Avec Waylander, il n’en est point besoin. L’ambiance décrite plus haut est tout à fait exacte, conforme à la dark fantasy. Toutefois, l’auteur joue avec l’ensemble des codes avec une belle maîtrise et magnifie cette épopée de fantasy. Ici des frappes chirurgicales, là des traits appuyés à bon escient, puis un petit clin d’œil, un passage mené à un train d’enfer, rien dans l’univers de Drenaï ne lasse. Le lecteur est happé; hors de question qu’il ne s’échappe avant le mot « fin« .

Le discours concernant les protagonistes est du même tonneau. Un vrai dur – checked, une damoiselle en détresse – checked, l’acolyte rusé, checked, le méchant – checked. ici encore, tout est calibré, efficace et captivant. Waylander en parfaite figure de l’anti-héros – Gemmell pousse le « vice » à l’habiller de cuir noir – flirte avec le stéréotype, si ce n’est le petit détail qui contrebalance les carcans. Danyal n’est pas si impuissante que cela, et elle possède des ressorts intéressants.

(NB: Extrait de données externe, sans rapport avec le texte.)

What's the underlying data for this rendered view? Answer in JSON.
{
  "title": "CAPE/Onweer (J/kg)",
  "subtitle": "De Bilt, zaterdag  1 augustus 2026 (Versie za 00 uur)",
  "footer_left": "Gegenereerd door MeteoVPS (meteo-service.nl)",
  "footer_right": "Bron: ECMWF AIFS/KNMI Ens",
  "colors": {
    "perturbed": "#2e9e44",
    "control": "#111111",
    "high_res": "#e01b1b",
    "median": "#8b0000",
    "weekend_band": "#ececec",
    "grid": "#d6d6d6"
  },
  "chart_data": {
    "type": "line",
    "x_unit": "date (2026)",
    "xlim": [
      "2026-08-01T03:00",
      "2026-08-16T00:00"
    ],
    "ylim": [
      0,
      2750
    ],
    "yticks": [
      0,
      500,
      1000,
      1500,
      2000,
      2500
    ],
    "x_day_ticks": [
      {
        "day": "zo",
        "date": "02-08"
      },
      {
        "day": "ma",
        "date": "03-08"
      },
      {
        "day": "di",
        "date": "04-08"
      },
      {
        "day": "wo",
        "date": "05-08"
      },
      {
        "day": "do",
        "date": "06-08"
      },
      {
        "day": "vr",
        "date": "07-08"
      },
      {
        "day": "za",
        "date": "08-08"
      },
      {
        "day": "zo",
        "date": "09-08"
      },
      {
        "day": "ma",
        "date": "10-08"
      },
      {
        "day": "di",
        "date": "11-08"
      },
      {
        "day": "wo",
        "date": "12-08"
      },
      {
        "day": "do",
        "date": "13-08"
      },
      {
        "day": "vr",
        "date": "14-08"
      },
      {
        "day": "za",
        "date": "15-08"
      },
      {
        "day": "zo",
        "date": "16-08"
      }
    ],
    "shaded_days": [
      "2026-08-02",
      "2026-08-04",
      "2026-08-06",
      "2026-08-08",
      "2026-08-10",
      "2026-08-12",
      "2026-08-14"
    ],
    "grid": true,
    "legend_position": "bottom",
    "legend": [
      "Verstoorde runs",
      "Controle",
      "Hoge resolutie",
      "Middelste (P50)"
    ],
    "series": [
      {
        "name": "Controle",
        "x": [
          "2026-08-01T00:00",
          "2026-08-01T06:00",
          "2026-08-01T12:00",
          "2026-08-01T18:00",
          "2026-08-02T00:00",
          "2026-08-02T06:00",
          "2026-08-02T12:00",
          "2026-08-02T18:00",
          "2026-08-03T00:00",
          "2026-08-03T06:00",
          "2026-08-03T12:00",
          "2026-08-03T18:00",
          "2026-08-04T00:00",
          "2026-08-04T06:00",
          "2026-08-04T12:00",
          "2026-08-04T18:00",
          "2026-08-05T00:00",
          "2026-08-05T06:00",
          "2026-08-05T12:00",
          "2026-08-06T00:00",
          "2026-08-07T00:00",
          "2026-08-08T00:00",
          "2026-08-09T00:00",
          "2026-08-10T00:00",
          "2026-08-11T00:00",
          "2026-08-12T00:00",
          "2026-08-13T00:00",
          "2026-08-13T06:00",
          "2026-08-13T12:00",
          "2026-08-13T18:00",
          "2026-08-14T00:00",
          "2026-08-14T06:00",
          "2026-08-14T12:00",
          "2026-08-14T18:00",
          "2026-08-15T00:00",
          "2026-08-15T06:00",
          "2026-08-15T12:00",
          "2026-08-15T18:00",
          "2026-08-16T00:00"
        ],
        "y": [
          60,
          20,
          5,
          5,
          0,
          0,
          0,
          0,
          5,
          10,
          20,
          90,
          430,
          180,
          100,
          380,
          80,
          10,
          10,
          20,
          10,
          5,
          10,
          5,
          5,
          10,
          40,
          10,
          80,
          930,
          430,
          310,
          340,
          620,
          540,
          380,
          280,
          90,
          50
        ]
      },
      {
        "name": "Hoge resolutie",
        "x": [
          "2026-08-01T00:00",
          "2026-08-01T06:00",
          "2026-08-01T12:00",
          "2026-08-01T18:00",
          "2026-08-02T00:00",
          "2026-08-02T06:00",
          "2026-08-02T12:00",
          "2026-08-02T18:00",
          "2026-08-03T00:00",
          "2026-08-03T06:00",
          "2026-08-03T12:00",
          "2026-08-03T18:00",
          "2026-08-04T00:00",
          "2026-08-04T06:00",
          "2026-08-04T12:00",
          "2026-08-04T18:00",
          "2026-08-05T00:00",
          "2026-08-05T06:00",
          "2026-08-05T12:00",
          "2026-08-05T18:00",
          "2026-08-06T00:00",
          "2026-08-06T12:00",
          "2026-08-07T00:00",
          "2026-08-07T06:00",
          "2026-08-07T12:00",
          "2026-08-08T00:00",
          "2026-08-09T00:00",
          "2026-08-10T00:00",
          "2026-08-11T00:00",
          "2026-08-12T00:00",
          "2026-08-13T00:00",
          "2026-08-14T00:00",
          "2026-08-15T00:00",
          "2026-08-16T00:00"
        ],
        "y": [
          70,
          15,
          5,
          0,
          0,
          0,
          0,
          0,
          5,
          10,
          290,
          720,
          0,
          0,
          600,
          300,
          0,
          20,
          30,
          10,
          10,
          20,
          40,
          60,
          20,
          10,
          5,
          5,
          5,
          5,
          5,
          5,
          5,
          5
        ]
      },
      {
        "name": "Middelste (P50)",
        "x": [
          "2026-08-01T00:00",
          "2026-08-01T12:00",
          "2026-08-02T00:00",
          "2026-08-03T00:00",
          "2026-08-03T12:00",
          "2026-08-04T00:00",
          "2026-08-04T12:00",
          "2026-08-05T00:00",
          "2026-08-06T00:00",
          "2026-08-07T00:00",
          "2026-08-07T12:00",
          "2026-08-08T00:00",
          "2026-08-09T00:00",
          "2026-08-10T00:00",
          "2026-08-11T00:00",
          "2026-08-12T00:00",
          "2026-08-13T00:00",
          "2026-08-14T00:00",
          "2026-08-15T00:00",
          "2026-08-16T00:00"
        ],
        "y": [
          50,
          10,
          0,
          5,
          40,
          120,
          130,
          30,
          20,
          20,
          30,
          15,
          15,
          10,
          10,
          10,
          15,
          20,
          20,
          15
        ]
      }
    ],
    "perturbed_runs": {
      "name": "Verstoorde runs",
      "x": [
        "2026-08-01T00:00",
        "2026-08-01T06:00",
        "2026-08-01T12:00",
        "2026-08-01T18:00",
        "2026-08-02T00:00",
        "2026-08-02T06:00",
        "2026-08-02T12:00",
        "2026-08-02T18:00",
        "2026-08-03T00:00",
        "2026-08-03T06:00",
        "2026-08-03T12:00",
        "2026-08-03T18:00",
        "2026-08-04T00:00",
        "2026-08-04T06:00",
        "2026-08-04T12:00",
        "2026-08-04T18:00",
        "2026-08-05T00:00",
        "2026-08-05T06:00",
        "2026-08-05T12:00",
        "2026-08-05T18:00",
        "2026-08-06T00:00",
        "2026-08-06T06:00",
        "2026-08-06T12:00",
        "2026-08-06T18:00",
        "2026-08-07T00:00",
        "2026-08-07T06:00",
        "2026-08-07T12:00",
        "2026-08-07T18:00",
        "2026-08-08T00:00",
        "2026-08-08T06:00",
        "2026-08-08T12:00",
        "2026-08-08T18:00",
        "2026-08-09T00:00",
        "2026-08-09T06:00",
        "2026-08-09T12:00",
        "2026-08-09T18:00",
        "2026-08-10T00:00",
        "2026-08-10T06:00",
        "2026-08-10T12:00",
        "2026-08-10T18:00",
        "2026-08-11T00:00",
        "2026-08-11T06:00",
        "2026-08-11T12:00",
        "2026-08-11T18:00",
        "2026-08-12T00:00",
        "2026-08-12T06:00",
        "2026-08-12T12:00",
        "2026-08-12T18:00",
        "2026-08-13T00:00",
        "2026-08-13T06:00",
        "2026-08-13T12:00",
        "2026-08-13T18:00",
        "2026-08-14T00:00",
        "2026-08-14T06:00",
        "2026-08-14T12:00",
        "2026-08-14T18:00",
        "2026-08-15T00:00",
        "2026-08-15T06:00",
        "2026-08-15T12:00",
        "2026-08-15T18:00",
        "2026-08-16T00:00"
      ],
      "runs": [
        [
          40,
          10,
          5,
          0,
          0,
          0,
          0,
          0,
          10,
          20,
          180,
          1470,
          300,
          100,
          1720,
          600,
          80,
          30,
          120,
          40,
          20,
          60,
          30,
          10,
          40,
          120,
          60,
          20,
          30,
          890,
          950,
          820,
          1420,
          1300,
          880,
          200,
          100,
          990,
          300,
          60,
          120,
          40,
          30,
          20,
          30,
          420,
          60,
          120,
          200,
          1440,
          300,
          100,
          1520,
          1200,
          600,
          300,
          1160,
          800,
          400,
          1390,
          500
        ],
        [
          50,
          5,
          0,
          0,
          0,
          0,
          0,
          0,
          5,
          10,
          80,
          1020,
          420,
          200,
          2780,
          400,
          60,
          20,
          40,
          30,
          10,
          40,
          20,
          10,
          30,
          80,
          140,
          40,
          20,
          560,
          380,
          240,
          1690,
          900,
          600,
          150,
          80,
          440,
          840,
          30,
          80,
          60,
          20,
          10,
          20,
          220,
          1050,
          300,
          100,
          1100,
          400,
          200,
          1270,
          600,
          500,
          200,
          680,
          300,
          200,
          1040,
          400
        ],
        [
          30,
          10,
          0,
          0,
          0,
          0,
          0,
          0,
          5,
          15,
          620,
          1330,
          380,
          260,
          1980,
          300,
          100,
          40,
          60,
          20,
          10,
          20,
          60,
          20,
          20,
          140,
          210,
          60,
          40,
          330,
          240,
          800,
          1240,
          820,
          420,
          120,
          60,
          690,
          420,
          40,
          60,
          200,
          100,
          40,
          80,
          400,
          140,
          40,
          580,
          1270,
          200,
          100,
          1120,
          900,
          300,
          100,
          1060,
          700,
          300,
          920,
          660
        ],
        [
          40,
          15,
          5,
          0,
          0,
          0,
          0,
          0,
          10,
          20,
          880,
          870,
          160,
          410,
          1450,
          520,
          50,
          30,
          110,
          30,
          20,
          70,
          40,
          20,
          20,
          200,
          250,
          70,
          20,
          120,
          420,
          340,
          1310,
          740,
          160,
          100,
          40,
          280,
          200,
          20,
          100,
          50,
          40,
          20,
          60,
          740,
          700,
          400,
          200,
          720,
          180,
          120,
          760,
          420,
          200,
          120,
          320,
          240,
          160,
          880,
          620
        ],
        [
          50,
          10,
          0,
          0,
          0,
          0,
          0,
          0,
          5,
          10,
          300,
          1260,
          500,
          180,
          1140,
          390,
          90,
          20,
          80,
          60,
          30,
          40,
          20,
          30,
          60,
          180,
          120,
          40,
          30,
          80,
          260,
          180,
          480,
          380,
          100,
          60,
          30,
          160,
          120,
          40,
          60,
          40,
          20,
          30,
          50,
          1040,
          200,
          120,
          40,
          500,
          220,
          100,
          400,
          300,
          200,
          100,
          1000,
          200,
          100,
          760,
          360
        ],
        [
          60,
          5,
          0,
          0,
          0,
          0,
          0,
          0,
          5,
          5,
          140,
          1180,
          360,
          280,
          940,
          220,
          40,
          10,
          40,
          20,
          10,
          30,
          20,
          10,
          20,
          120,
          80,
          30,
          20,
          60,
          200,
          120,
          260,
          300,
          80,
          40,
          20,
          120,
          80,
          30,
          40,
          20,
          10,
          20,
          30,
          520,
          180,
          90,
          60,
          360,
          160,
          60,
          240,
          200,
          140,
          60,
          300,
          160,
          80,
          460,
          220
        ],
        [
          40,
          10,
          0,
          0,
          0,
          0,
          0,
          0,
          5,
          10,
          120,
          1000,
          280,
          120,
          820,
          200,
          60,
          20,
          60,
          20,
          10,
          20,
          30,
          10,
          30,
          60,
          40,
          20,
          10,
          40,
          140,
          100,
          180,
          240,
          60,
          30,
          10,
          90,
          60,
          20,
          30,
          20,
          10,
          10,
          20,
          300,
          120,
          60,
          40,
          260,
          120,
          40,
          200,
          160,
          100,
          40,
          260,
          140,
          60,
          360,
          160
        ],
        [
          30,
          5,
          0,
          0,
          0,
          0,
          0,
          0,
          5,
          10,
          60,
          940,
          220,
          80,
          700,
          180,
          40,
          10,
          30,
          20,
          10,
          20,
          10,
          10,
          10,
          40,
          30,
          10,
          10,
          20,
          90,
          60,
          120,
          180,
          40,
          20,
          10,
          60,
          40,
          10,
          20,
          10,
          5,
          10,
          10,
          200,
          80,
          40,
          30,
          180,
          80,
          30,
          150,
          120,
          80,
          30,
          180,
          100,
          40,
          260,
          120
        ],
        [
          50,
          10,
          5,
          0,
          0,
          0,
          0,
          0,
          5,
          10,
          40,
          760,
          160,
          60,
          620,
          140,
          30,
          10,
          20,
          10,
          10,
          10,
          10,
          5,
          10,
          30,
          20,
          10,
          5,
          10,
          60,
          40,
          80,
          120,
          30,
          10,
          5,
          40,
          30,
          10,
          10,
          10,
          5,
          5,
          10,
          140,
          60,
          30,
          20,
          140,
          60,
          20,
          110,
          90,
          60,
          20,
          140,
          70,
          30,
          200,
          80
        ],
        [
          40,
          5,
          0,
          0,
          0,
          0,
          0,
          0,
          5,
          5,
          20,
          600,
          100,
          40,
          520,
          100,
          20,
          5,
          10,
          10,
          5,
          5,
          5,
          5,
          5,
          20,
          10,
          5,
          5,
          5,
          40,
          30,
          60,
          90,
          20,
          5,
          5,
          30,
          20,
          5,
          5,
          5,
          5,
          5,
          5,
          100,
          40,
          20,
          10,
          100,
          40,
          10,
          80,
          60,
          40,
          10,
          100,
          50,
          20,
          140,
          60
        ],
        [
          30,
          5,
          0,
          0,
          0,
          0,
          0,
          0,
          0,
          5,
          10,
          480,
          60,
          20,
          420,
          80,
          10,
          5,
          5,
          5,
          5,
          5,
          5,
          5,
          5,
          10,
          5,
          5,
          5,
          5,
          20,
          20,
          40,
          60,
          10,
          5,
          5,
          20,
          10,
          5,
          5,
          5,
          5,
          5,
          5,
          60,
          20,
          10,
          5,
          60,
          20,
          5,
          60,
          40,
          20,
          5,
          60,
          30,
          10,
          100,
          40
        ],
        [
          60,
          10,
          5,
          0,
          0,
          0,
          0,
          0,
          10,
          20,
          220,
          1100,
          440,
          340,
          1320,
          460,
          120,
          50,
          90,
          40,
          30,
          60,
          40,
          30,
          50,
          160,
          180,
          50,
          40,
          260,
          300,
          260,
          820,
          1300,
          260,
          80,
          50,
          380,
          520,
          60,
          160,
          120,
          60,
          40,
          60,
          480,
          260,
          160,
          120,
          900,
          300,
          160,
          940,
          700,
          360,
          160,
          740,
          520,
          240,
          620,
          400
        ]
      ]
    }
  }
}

Il en va de même avec Dardalion qui joue parfaitement sa partition, connaissant parfaitement ses forces et faiblesses et usant de la situation. Impossible de ne pas s’attacher aux personnages.

Quant à l’histoire, relativement classique, nous réserve son lot de moments de bravoure, quelques scènes intimistes et une action omniprésente qui rythme parfaitement le récit.

La critique principale que j’avais lue sur David Gemmel, l’écrivain, concernait l’aspect « utilitaire » de sa plume. Il est vrai que je ne peux pas louer l’originalité ni le lyrisme de sa prose, mais à aucun moment je n’ai été perturbée par celle-ci. Finalement, son style s’adapte parfaitement au dynamisme du roman.

En y regardant de plus prés, je noterai au rang des bémols l’utilisation de grosses ficelles, un ou deux deus ex-machina, l’héroïsme en tant que ressort principal (et presque exclusif- du roman) ainsi qu’une trame classique (et très efficace).

L’ambiance très sombre, la violence présente, le pitch global, les duels ainsi que le personnage principal courtisent avec les westerns de Sergio Léone. Mais qu’importe le package, pourvu qu’on ait la griserie. Je me suis bien régalée avec ce roman et c’est tout ce que je lui demandais.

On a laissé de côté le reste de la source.